The Countess Conspiracy (Brothers Sinister #3)(13)



“Aunt Violet? Kind? Of course I didn’t, but—”

“You’re a very foolish girl,” her mother said, “but I’m sure that Violet will talk sense into you. Violet always talks sense. Now stop moping about and start feeling pride in your accomplishment. You’re going to be a countess.”

“Yes, Mother.”

“And don’t use that tone on me.” Lily raised a finger. “I don’t need to see you roll your eyes at me to know that your eyes are rolling inside.”

“Yes, Mother.” This came out a little closer to meek.

“Good. Now give me a chance to talk to your aunt without any of your brothers and sisters interrupting, and when we’re done, I’ll allow you to go for a walk in the park with your aunt. I won’t even come along. Is that fair?”

Amanda’s face lit at that. “Yes, Mother,” she said, and this exclamation was the most respectful of them all. She dropped a small curtsey and left them alone.

Lily watched her go with a smile on her face. “That girl,” she said, half shaking her head. “That girl. She’ll be the death of me.” But there was pride in her smile, a self-satisfied glint in her eyes. “She’ll come around,” she finally said, and then turned back to Violet. “Violet, dearest. I need your help. I need it most desperately.”

Everything was always desperate with Lily. It always had been. Although she’d been the elder, Violet had often felt as if she were the one following behind her sister, trying to smooth things over. That’s the way things were; people liked Lily, and while they were busy liking her, Violet got things done.

It never bothered Violet. She liked having things to do, and if her sister hadn’t been there, they wouldn’t have liked Violet any better. They’d only have ignored her more.

She tried to put a helpful expression on her face.

Clearly, it didn’t work, because Lily let out an exasperated sigh. “Please just listen to me. This time, it’s serious.”

“I’m listening,” Violet said.

“Be that way, then.” Lily tossed her head. “It’s Mama. She’s trying to do to Amanda what she did to us.”

Violet blinked uncertainly.

“You know what that was like.” Lily reached over and touched Violet’s sleeve. “It took me years after my marriage to come to trust Thomas, truly trust him as a wife ought. I was so hemmed in with Mama’s rules and shadow rules, what one could say, what one couldn’t. If it hadn’t been for Thomas’s lasting love and patience…” She looked away at the carpet, as if seeing some dismal almost-future. “No,” she said softly. “I can’t have Mama after Amanda that way. She did enough harm to the two of us already, and it’s only by the grace of God that you and I have recovered.”

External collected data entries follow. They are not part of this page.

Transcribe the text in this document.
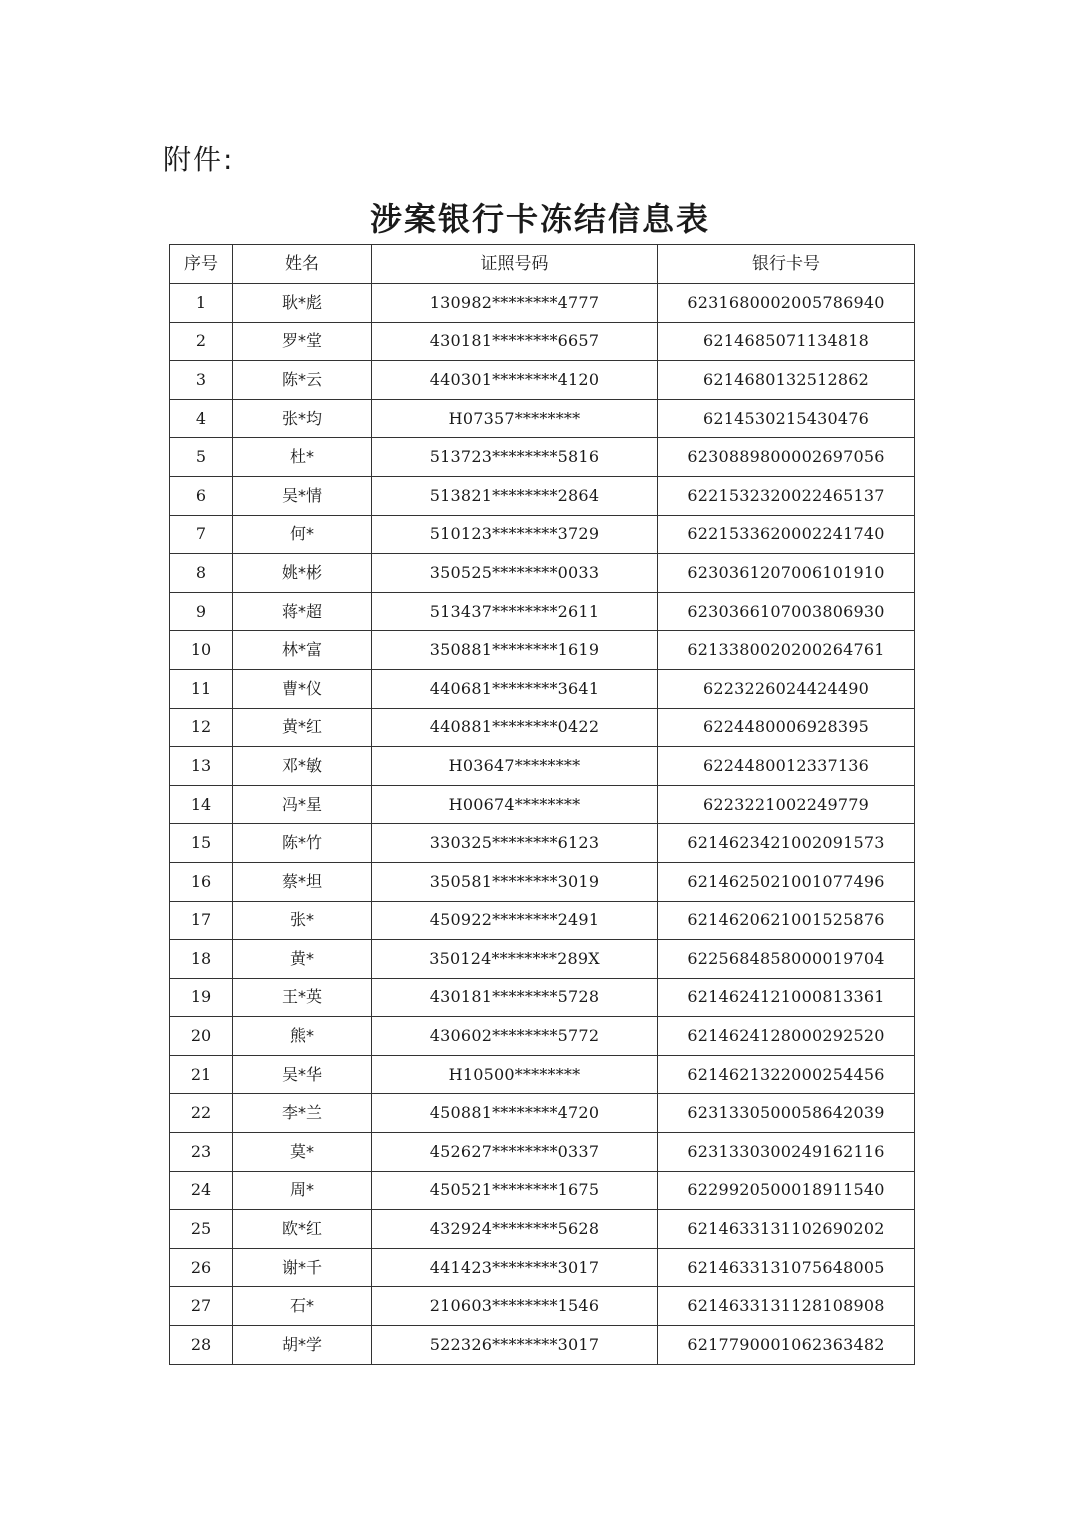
附件:
涉案银行卡冻结信息表
序号	姓名	证照号码	银行卡号
1	耿*彪	130982********4777	6231680002005786940
2	罗*堂	430181********6657	6214685071134818
3	陈*云	440301********4120	6214680132512862
4	张*均	H07357********	6214530215430476
5	杜*	513723********5816	6230889800002697056
6	吴*情	513821********2864	6221532320022465137
7	何*	510123********3729	6221533620002241740
8	姚*彬	350525********0033	6230361207006101910
9	蒋*超	513437********2611	6230366107003806930
10	林*富	350881********1619	6213380020200264761
11	曹*仪	440681********3641	6223226024424490
12	黄*红	440881********0422	6224480006928395
13	邓*敏	H03647********	6224480012337136
14	冯*星	H00674********	6223221002249779
15	陈*竹	330325********6123	6214623421002091573
16	蔡*坦	350581********3019	6214625021001077496
17	张*	450922********2491	6214620621001525876
18	黄*	350124********289X	6225684858000019704
19	王*英	430181********5728	6214624121000813361
20	熊*	430602********5772	6214624128000292520
21	吴*华	H10500********	6214621322000254456
22	李*兰	450881********4720	6231330500058642039
23	莫*	452627********0337	6231330300249162116
24	周*	450521********1675	6229920500018911540
25	欧*红	432924********5628	6214633131102690202
26	谢*千	441423********3017	6214633131075648005
27	石*	210603********1546	6214633131128108908
28	胡*学	522326********3017	6217790001062363482
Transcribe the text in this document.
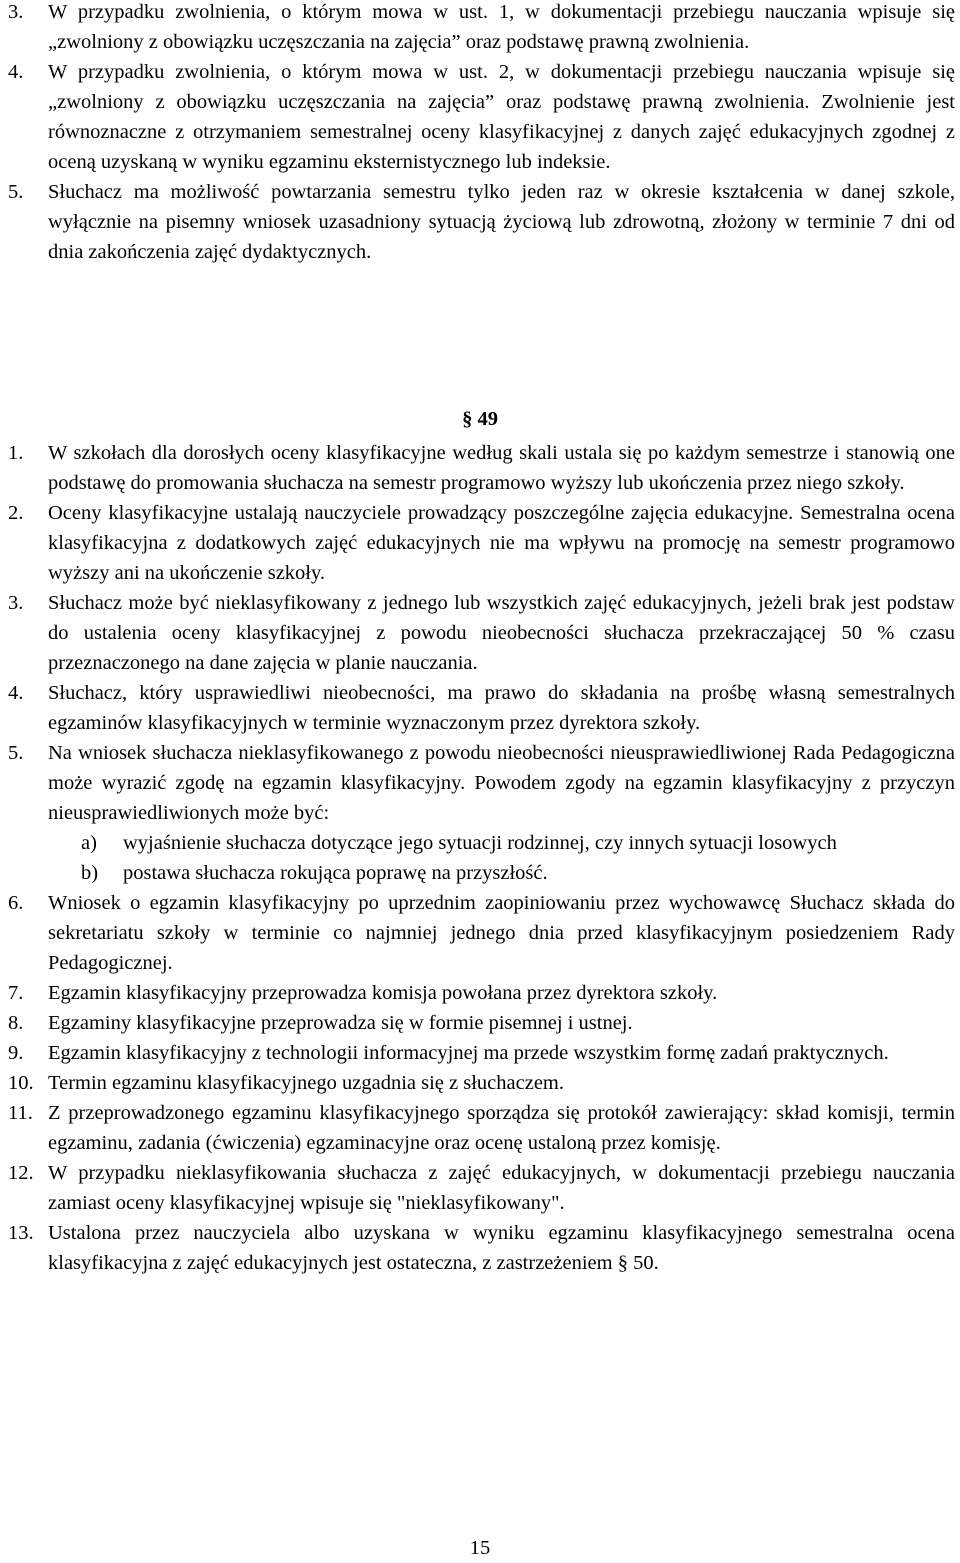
3.	W przypadku zwolnienia, o którym mowa w ust. 1, w dokumentacji przebiegu nauczania wpisuje się „zwolniony z obowiązku uczęszczania na zajęcia” oraz podstawę prawną zwolnienia.
4.	W przypadku zwolnienia, o którym mowa w ust. 2, w dokumentacji przebiegu nauczania wpisuje się „zwolniony z obowiązku uczęszczania na zajęcia” oraz podstawę prawną zwolnienia. Zwolnienie jest równoznaczne z otrzymaniem semestralnej oceny klasyfikacyjnej z danych zajęć edukacyjnych zgodnej z oceną uzyskaną w wyniku egzaminu eksternistycznego lub indeksie.
5.	Słuchacz ma możliwość powtarzania semestru tylko jeden raz w okresie kształcenia w danej szkole, wyłącznie na pisemny wniosek uzasadniony sytuacją życiową lub zdrowotną, złożony w terminie 7 dni od dnia zakończenia zajęć dydaktycznych.
§ 49
1.	W szkołach dla dorosłych oceny klasyfikacyjne według skali ustala się po każdym semestrze i stanowią one podstawę do promowania słuchacza na semestr programowo wyższy lub ukończenia przez niego szkoły.
2.	Oceny klasyfikacyjne ustalają nauczyciele prowadzący poszczególne zajęcia edukacyjne. Semestralna ocena klasyfikacyjna z dodatkowych zajęć edukacyjnych nie ma wpływu na promocję na semestr programowo wyższy ani na ukończenie szkoły.
3.	Słuchacz może być nieklasyfikowany z jednego lub wszystkich zajęć edukacyjnych, jeżeli brak jest podstaw do ustalenia oceny klasyfikacyjnej z powodu nieobecności słuchacza przekraczającej 50 % czasu przeznaczonego na dane zajęcia w planie nauczania.
4.	Słuchacz, który usprawiedliwi nieobecności, ma prawo do składania na prośbę własną semestralnych egzaminów klasyfikacyjnych w terminie wyznaczonym przez dyrektora szkoły.
5.	Na wniosek słuchacza nieklasyfikowanego z powodu nieobecności nieusprawiedliwionej Rada Pedagogiczna może wyrazić zgodę na egzamin klasyfikacyjny. Powodem zgody na egzamin klasyfikacyjny z przyczyn nieusprawiedliwionych może być:
a) wyjaśnienie słuchacza dotyczące jego sytuacji rodzinnej, czy innych sytuacji losowych
b) postawa słuchacza rokująca poprawę na przyszłość.
6.	Wniosek o egzamin klasyfikacyjny po uprzednim zaopiniowaniu przez wychowawcę Słuchacz składa do sekretariatu szkoły w terminie co najmniej jednego dnia przed klasyfikacyjnym posiedzeniem Rady Pedagogicznej.
7.	Egzamin klasyfikacyjny przeprowadza komisja powołana przez dyrektora szkoły.
8.	Egzaminy klasyfikacyjne przeprowadza się w formie pisemnej i ustnej.
9.	Egzamin klasyfikacyjny z technologii informacyjnej ma przede wszystkim formę zadań praktycznych.
10. Termin egzaminu klasyfikacyjnego uzgadnia się z słuchaczem.
11. Z przeprowadzonego egzaminu klasyfikacyjnego sporządza się protokół zawierający: skład komisji, termin egzaminu, zadania (ćwiczenia) egzaminacyjne oraz ocenę ustaloną przez komisję.
12. W przypadku nieklasyfikowania słuchacza z zajęć edukacyjnych, w dokumentacji przebiegu nauczania zamiast oceny klasyfikacyjnej wpisuje się "nieklasyfikowany".
13. Ustalona przez nauczyciela albo uzyskana w wyniku egzaminu klasyfikacyjnego semestralna ocena klasyfikacyjna z zajęć edukacyjnych jest ostateczna, z zastrzeżeniem § 50.
15
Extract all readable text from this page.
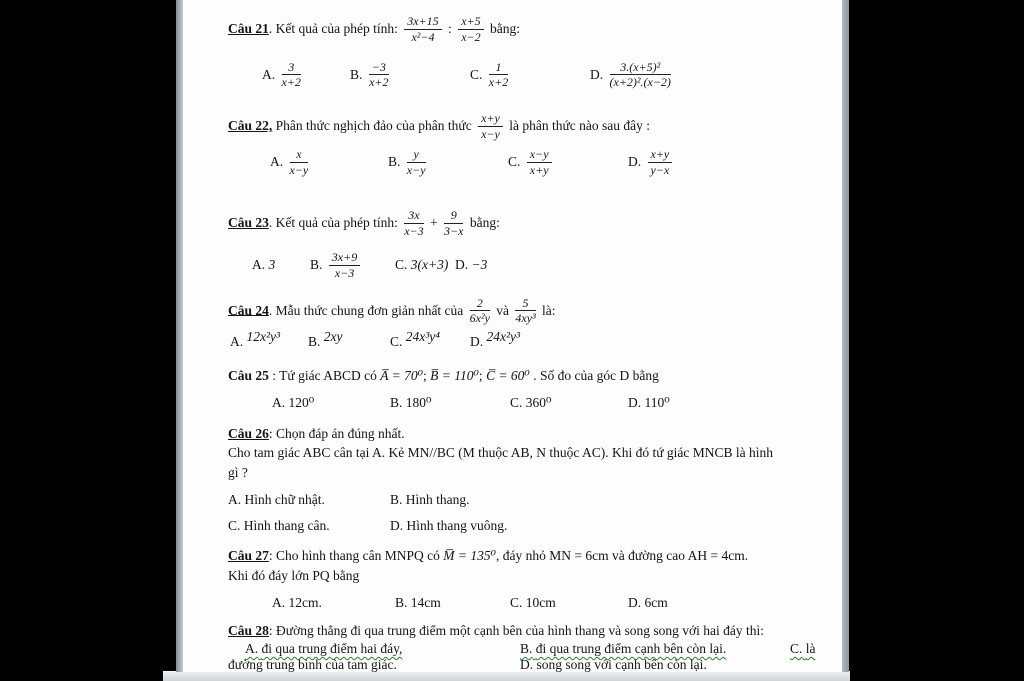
Câu 21. Kết quả của phép tính: $\frac{3x+15}{\text{x²−4}}$ : $\frac{x+5}{x-2}$ bằng:

A. $\frac{3}{x+2}$	B. $\frac{-3}{x+2}$	C. $\frac{1}{x+2}$	D. $\frac{\text{3.(x+5)²}}{\text{(x+2)².(x−2)}}$

Câu 22, Phân thức nghịch đảo của phân thức $\frac{x+y}{x-y}$ là phân thức nào sau đây :

A. $\frac{x}{x-y}$	B. $\frac{y}{x-y}$	C. $\frac{x-y}{x+y}$	D. $\frac{x+y}{y-x}$

Câu 23. Kết quả của phép tính: $\frac{3x}{x-3} + \frac{9}{3-x}$ bằng:

A. 3	B. $\frac{3x+9}{x-3}$	C. 3(x+3) D. −3

Câu 24. Mẫu thức chung đơn giản nhất của $\frac{2}{\text{6x²y}}$ và $\frac{5}{\text{4xy³}}$ là:

A. 12x²y³	B. 2xy	C. 24x³y⁴	D. 24x²y³

Câu 25 : Tứ giác ABCD có A̅ = 70⁰; B̅ = 110⁰; C̅ = 60⁰ . Số đo của góc D bằng

A. 120⁰	B. 180⁰	C. 360⁰	D. 110⁰

Câu 26: Chọn đáp án đúng nhất.

Cho tam giác ABC cân tại A. Kẻ MN//BC (M thuộc AB, N thuộc AC). Khi đó tứ giác MNCB là hình
gì ?

A. Hình chữ nhật.	B. Hình thang.
C. Hình thang cân.	D. Hình thang vuông.

Câu 27: Cho hình thang cân MNPQ có M̅ = 135⁰, đáy nhỏ MN = 6cm và đường cao AH = 4cm.
Khi đó đáy lớn PQ bằng

A. 12cm.	B. 14cm	C. 10cm	D. 6cm

Câu 28: Đường thẳng đi qua trung điểm một cạnh bên của hình thang và song song với hai đáy thì:

A. đi qua trung điểm hai đáy,	B. đi qua trung điểm cạnh bên còn lại.	C. là
đường trung bình của tam giác.	D. song song với cạnh bên còn lại.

Speak for yourself, Violet wanted to say. She didn’t feel harmed by her mother’s rules. She’d needed them desperately. But then, Violet had needed lessons on how to hide herself from the world. Everyone had already liked Lily precisely as she was; she’d had no need to pretend.

Violet looked at her sister. Lily’s eyes were wide. Her nut-brown hair was arranged perfectly. She had a softer version of Violet’s own face: a little less nose, a little more lip. More sparkle in her eyes, fewer wrinkles in her brow. It made her pretty, something Violet had never been able to achieve. It made her soft, and Violet had never been that either. Violet was all angles, a blunt, bludgeoning thing.

“You know,” Violet told her sister carefully, “it wasn’t as if Mama acted the way she did without reason.”

Lily reached out and took Violet’s hand. “That gossip is long dead. Those lies can’t hurt my children now.”

Violet looked away. It hadn’t been gossip. It had been scandal, one that could have destroyed them all.

“Lies?” she asked softly. “What lies?”

Lily waved a hand impatiently. “Yes, yes. I know. Never acknowledge the things that can hurt you.”

Violet hadn’t been referring to their mother’s rules.

But Lily made a sound of exasperation. “We’re family. And I know you feel as I do. What Mama did to us—what she made of us—was insupportable. She made us untrusting, hard things for no reason at all.”

God, Lily actually believed that. Had she never seen how desperate matters were? When the ugly details of the coroner’s report had surfaced—those coded words of likely accident—the whispers had started. Violet had heard them over her father’s casket. She’d stood there, fourteen years old, feeling awkward and ungainly, holding her nose in the air because she didn’t know how else to keep from crying. She’d clutched her mother’s black-gloved hand, feeling her mother grip too tightly in return.

The next day, her mother had sat down with Lily and Violet at breakfast.

“I am writing a book,” she had announced. “A book on proper deportment, and you two are going to exemplify its teachings.”

Lily and Violet had stared in numb, grieved confusion. “There will be a great many rules,” Mama had told them. “Public rules, which will appear in the printed guide itself, and private rules, which you must adhere to more closely.”

At the time, Violet hadn’t understood. She’d begun her mother’s lessons in bewilderment.